On the Other Side of the Magpie by Hannah Lee

 Winner of the 2023 Birdhouse Prize!

Hannah Lee is a NYC based Korean-American poet who processes her world through poetry. She is a graduate from the CUNY Queens College MFA program, and was an editor at Armstrong Literary. Her work has been featured in Encounters Magazine.


The botanical garden in my neighborhood is free 
until April. A frigid Sunday morning and a bad 

NCIS episode later, we find ourselves walking 
through grass peeking through patches of melting 

snow, and the bare gnarled branches reach not for light,
but warmth. My mother sits to rest and I can’t help 

but see the same patches of snow, as if melting through 
her hair, streaking past the past.
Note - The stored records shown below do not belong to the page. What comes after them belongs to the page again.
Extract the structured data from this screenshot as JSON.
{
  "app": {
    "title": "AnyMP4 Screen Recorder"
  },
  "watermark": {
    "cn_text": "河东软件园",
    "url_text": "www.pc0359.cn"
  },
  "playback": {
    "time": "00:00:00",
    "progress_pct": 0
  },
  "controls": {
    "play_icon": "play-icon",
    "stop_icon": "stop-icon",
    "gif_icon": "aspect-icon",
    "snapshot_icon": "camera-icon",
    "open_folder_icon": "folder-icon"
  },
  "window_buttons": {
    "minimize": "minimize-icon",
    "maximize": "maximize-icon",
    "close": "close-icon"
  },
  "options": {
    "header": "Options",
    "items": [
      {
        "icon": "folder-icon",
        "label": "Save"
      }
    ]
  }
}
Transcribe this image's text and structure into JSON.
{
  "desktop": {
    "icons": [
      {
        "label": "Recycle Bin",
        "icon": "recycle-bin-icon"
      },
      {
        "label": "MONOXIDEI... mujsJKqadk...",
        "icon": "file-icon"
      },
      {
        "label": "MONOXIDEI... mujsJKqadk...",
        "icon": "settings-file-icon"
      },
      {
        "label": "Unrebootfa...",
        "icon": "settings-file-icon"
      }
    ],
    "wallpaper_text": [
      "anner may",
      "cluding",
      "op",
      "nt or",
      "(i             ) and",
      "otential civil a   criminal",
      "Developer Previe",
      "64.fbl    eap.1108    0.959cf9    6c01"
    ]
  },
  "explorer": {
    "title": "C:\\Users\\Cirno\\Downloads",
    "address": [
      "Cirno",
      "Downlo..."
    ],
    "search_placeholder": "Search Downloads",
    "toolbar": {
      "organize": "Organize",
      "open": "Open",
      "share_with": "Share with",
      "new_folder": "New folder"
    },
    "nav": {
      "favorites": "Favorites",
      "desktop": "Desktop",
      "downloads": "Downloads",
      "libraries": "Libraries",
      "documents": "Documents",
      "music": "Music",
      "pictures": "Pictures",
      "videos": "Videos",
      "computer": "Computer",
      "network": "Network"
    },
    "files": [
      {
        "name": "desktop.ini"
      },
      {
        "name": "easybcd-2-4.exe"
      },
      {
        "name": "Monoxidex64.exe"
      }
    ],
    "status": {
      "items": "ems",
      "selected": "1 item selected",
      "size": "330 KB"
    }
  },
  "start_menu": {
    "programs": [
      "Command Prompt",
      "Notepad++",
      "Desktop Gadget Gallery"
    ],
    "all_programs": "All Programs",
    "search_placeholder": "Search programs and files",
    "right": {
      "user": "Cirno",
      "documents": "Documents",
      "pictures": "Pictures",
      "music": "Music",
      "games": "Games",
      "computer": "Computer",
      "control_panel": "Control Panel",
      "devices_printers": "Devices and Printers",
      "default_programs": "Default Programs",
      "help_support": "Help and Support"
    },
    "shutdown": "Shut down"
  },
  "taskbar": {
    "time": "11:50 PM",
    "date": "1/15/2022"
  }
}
And the past is here, 

I can see it in her eyes as she looks up to those same gnarled 
fingers reaching for warmth like her own. 

She has been complaining about the cold as of late. 
I can’t remember when she started aching and walking

slowly, I can’t help it. I’ll pull a muscle now.
We walk down the streets trying to buy soy milk and warm 

roasted sweet potatoes. I want to see what she sees 
in those trees that line the park. The bare trees with 

a sole bird perched atop. She mentions the bird to me. 
she wonders about it, not aloud, but I hear. 

The other birds fly about and flitter 
towards the ground in groups, playing, eating, living 

their small bird lives. I envy these birds 
that know more about her thoughts than I.